December 17, 2007

Omnibus Follies

As I have written before, omnibus spending bills give Congress a lot of power to create mischief and hide corruption. These appropriations roll up all spending authorizations into a single spending bill, creating fragile alliances that these days rely more on pork than real consensus on priorities. This approach makes it difficult for the White House to use its veto without shutting down vital portions of the federal government, a type of extortion that usually means that Congress has hidden its own selfish interests in this poison pill.

According to Senator Jim DeMint, today's omnibus bill is exactly like your father's:

• Earmarks: Instead of reducing the number of pork projects in the federal budget, the bill drives the number of earmarks up from last year. The bill contains over 8,000 earmarks, bringing the total for 2008 up to over 10,000 earmarks compared to just 2,658 in 2007.

• Spending Gimmicks: Instead of cutting wasteful spending out of the bill to bring its cost down to the President’s level, the bill uses budget tricks and gimmicks to hide at least $14 billion in extra domestic spending.

• Policy Riders: Instead of limiting the package to spending needed to fund government operations, the bill includes unrelated policy items. Many of these riders are backed by special interests, such as organized labor, and could not win passage on their own.
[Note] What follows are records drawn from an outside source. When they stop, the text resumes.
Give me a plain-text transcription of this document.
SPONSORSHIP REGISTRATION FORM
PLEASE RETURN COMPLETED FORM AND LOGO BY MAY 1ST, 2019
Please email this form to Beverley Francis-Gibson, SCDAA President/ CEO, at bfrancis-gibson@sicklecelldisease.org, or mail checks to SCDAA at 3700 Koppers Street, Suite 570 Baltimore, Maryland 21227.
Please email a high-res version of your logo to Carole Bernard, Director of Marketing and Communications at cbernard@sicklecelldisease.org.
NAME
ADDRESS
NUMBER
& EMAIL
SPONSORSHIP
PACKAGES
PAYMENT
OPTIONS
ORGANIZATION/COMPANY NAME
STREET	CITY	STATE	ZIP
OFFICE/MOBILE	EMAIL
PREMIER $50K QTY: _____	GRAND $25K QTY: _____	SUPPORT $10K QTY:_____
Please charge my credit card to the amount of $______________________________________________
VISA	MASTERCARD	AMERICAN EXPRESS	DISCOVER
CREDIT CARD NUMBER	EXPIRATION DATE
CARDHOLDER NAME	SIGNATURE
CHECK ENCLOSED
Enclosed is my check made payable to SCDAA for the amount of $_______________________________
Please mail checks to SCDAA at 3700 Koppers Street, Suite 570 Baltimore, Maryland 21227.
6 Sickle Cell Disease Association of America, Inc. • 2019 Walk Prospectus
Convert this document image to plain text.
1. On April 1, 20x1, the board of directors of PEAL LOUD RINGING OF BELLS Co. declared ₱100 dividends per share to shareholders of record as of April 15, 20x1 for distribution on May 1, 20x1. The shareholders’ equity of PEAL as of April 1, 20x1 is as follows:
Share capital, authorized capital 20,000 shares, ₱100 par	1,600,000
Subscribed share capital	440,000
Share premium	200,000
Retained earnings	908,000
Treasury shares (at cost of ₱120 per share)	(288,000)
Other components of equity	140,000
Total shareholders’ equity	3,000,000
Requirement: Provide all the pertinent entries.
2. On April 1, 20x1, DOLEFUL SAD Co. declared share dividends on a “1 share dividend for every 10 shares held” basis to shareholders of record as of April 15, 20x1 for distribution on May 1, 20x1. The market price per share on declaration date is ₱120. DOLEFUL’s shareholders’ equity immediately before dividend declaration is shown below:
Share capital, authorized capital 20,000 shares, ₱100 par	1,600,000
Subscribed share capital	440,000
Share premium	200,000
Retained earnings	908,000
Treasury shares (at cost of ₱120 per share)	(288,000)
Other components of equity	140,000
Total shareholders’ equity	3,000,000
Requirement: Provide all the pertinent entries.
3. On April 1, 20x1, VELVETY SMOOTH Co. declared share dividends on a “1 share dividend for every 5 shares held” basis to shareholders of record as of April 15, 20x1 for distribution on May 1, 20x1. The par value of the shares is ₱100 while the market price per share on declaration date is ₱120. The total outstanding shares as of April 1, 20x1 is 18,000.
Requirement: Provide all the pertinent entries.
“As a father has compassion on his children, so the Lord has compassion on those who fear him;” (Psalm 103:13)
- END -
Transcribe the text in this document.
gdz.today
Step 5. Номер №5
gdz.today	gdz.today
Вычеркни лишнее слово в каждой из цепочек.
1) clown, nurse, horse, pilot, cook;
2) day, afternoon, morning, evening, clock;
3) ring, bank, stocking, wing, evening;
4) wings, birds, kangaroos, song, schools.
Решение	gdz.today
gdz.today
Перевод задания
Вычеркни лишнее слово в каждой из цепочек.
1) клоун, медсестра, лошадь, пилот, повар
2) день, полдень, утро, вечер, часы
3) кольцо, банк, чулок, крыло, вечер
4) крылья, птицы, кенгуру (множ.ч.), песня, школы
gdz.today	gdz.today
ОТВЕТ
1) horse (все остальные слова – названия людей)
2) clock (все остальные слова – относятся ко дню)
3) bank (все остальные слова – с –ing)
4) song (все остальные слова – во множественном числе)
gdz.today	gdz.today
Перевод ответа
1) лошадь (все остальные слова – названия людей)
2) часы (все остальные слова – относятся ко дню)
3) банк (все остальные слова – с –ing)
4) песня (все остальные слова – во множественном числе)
Ten thousand earmarks? Recall that the Democrats promised earmark reform in their 2006 election campaign. Did they intend "reform" to mean that earmarks would quadruple in a year?

As far as the special-interest riders, that's exactly what omnibus spending brings. Its process lends itself to undisciplined spending, because few who gain their own pork will stop to fight against bad spending in other areas of the bill. Because of the scope of the omnibus legislation, it becomes difficult to veto it without being cast as the villain who wrecked consensus on spending .... even when that consensus consists of a conspiracy of the greased.

This bill deserves several vetoes. Bush may decide to use just the one -- and if he does, those who want fiscal discipline and clean government will need to rise in his defense when it comes. If it comes.

UPDATE: The Heritage Foundation is all over this at their new Omnibusting site.